Herbert Marcuses neue Aktualität: Wutbürger stehen gegen das System auf
Wider den liberalen Totalitarismus
(wm)

Wie die jüngsten Krisen des Finanzkapitalismus und die sozialen „Kollateralschäden“ der neoliberalen Globalisierung den Analytiker Karl Marx rehabilitierten, so könnten „Wutbürger“, die in Europa immer offensiver gegen das realexistierende System aufbegehren, dem in Vergessenheit geratenen Neomarxisten Herbert Marcuse (1898–1979) neue Resonanz verschaffen. Diese Aktualität des Kämpfers gegen den „liberalen Totalitarismus“ glaubt jedenfalls der US-Historiker Eric D. Weitz wahrzunehmen (Blätter für deutsche und internationale Politik, 10/2014). Für Marcuse, der wie der junge Marx und wie sein Lehrer Martin Heidegger im deutschen Idealismus wurzle, habe außer Frage gestanden, daß die liberal-demokratischen Gesellschaften des Westens genauso Manifestationen der den Keim des Totalitarismus bergenden ökonomisch-technischen Rationalität seien wie der NS-Staat oder Stalins Sowjetunion.
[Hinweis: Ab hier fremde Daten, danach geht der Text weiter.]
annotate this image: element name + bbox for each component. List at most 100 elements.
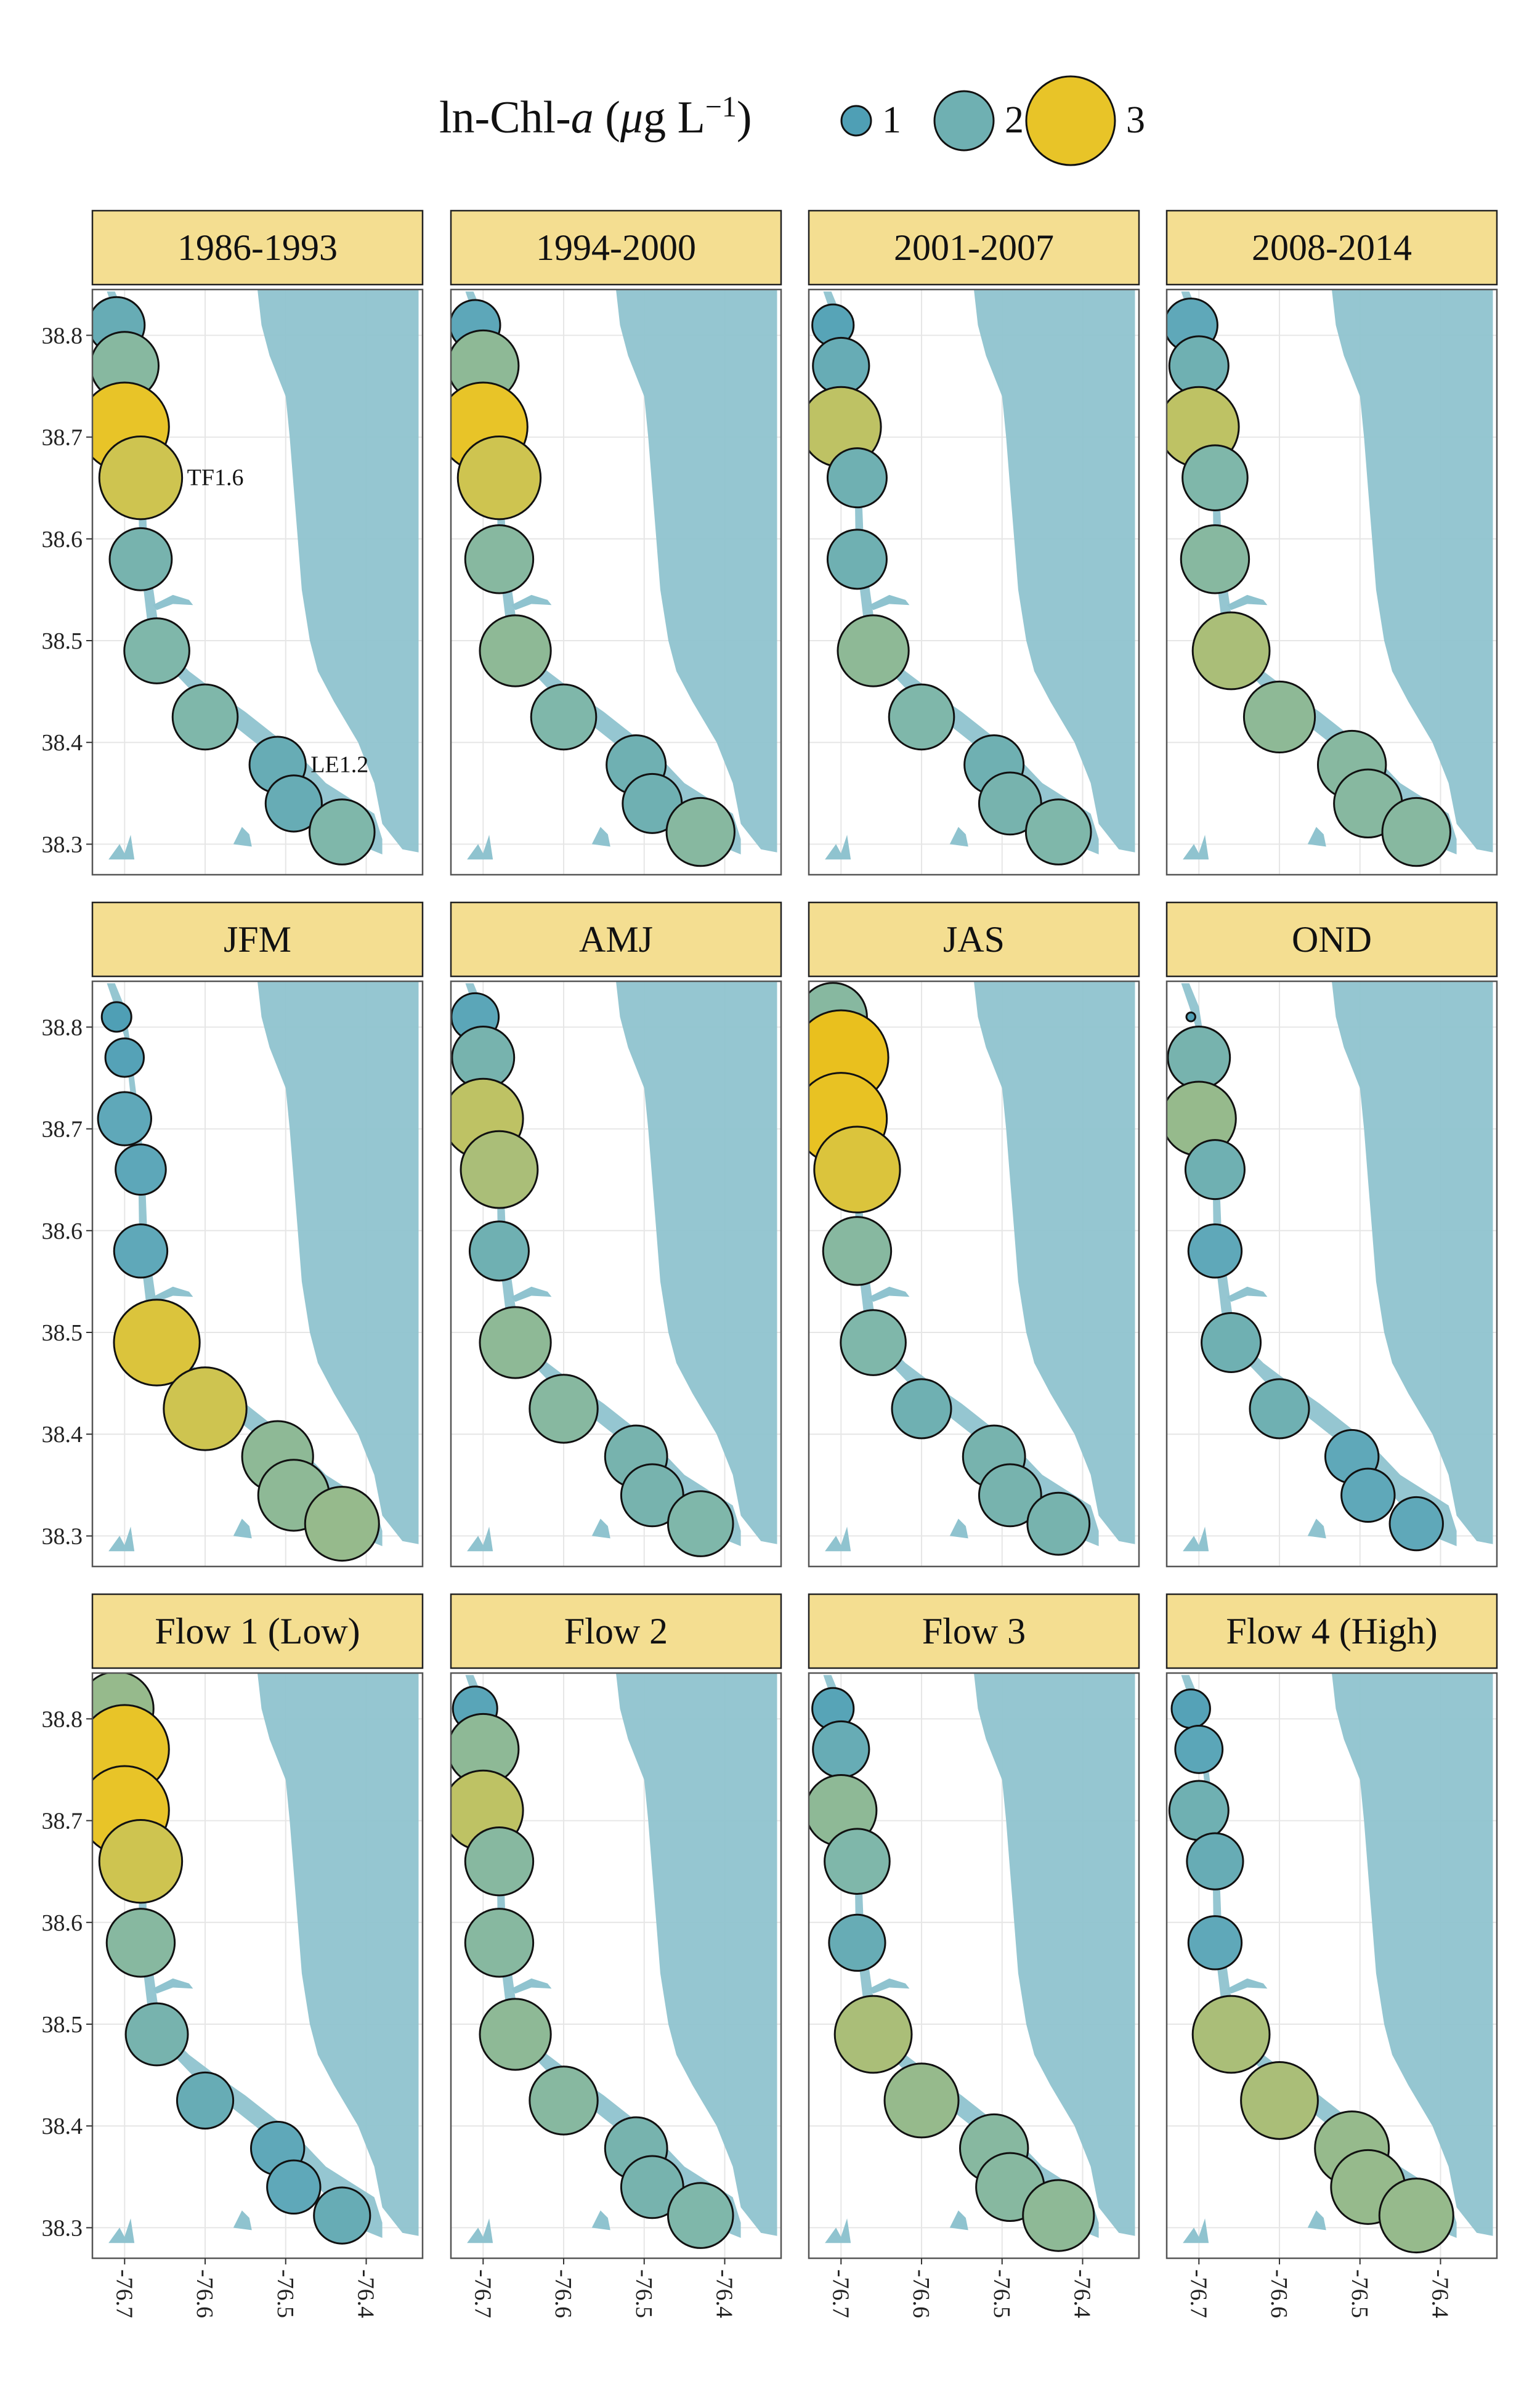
panel-title: Flow 2 — [564, 1611, 668, 1651]
station-point — [176, 2071, 235, 2130]
panel-border — [450, 980, 782, 1568]
station-point — [1191, 1995, 1271, 2074]
creek-water — [511, 1978, 552, 1994]
creek-water — [591, 1518, 610, 1539]
creek-water — [467, 2218, 493, 2243]
bay-water — [974, 1673, 1135, 2236]
station-point — [1184, 1139, 1246, 1201]
creek-water — [869, 1286, 910, 1302]
station-point — [113, 1223, 169, 1279]
station-point — [530, 683, 598, 751]
creek-water — [153, 1978, 193, 1994]
creek-water — [1227, 1978, 1268, 1994]
station-point — [1022, 2179, 1095, 2252]
creek-water — [869, 1978, 910, 1994]
station-point — [1181, 444, 1249, 511]
panel-title: 1986-1993 — [177, 227, 338, 268]
y-tick-label: 38.5 — [42, 1320, 83, 1346]
y-tick-label: 38.6 — [42, 527, 83, 553]
panel-plot-area — [92, 981, 423, 1566]
station-point — [978, 1463, 1042, 1528]
station-point — [115, 1143, 167, 1196]
station-point — [826, 529, 888, 590]
creek-water — [108, 1526, 135, 1552]
y-axis-labels: 38.3 38.4 38.5 38.6 38.7 38.8 38.3 38.4 38.5 38.6… — [42, 323, 92, 2241]
x-tick-label: -76.6 — [192, 2269, 217, 2318]
creek-water — [825, 2218, 851, 2243]
x-tick-label: -76.5 — [272, 2269, 298, 2318]
y-tick-label: 38.3 — [42, 1523, 83, 1549]
station-point — [1170, 1688, 1211, 1729]
panel-plot-area — [92, 290, 423, 875]
panel-plot-area — [809, 1673, 1139, 2258]
station-point — [1340, 1467, 1396, 1523]
station-point — [105, 1908, 176, 1978]
creek-water — [825, 835, 851, 860]
station-point — [1381, 796, 1451, 867]
station-point — [828, 1913, 886, 1972]
creek-water — [1183, 2218, 1209, 2243]
y-tick-label: 38.8 — [42, 1015, 83, 1040]
station-point — [833, 1995, 913, 2074]
y-tick-label: 38.7 — [42, 1117, 83, 1143]
x-tick-label: -76.4 — [352, 2269, 378, 2318]
legend-title: ln-Chl-a (μg L−1) — [439, 91, 752, 143]
x-tick-label: -76.5 — [1347, 2269, 1372, 2318]
panel-strip — [808, 209, 1140, 286]
creek-water — [1183, 835, 1209, 860]
x-tick-label: -76.4 — [711, 2269, 737, 2318]
station-point — [479, 1998, 552, 2071]
legend-label-3: 3 — [1126, 99, 1145, 141]
x-tick-label: -76.5 — [989, 2269, 1015, 2318]
panel: JFM — [91, 901, 424, 1568]
y-tick-label: 38.4 — [42, 2113, 83, 2139]
y-tick-label: 38.7 — [42, 425, 83, 451]
station-point — [464, 524, 535, 594]
panel-border — [1165, 1672, 1498, 2259]
station-point — [667, 2182, 734, 2249]
station-point — [812, 1720, 870, 1779]
panel-border — [91, 1672, 424, 2259]
station-point — [163, 1366, 248, 1451]
creek-water — [511, 1286, 552, 1302]
station-point — [1167, 1026, 1231, 1090]
station-point — [98, 435, 184, 521]
creek-water — [233, 2210, 252, 2231]
creek-water — [825, 1526, 851, 1552]
creek-water — [591, 827, 610, 847]
x-tick-label: -76.6 — [1266, 2269, 1292, 2318]
station-point — [883, 2062, 960, 2139]
creek-water — [108, 835, 135, 860]
station-label: TF1.6 — [187, 465, 244, 491]
station-point — [108, 527, 173, 591]
creek-water — [153, 594, 193, 610]
panel-strip — [91, 209, 424, 286]
x-tick-label: -76.7 — [827, 2269, 853, 2318]
station-point — [113, 1299, 201, 1387]
panel-plot-area — [451, 1673, 781, 2258]
panel-plot-area — [451, 981, 781, 1566]
panel-title: 1994-2000 — [536, 227, 696, 268]
panel: 2001-2007 — [808, 209, 1140, 876]
y-tick-label: 38.8 — [42, 323, 83, 349]
station-point — [1026, 1491, 1091, 1556]
station-point — [1174, 1725, 1224, 1774]
creek-water — [233, 1518, 252, 1539]
station-point — [667, 1490, 734, 1557]
y-tick-label: 38.7 — [42, 1809, 83, 1834]
panel-title: Flow 4 (High) — [1226, 1611, 1437, 1651]
panel-plot-area — [1167, 1673, 1497, 2258]
station-point — [171, 683, 239, 751]
panel-strip — [808, 901, 1140, 978]
panel-title: AMJ — [579, 919, 653, 960]
station-point — [891, 1378, 952, 1440]
bay-water — [257, 981, 419, 1544]
station-point — [313, 2186, 371, 2245]
panel: OND — [1165, 901, 1498, 1568]
y-tick-label: 38.6 — [42, 1910, 83, 1936]
station-point — [1191, 611, 1271, 691]
y-tick-label: 38.6 — [42, 1218, 83, 1244]
panel-title: Flow 1 (Low) — [155, 1611, 360, 1651]
station-point — [456, 435, 542, 521]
Denn die demokratisch verfaßte Industriegesellschaft, ihre Technologie und Medien entmachteten und manipulierten den Menschen in ähnlicher Weise wie diktatorische Regime. Wie Marx und Heidegger argumentiere Marcuse, daß in der bürokratisierten Moderne das funktionalisierte Individuum die Fähigkeit verliere, über sich selbst zu bestimmen. Eine Theorie, die für Weitz „heute noch relevanter“ ist als um 1970, als Marcuse den Zenit seines Ruhms erreicht hatte.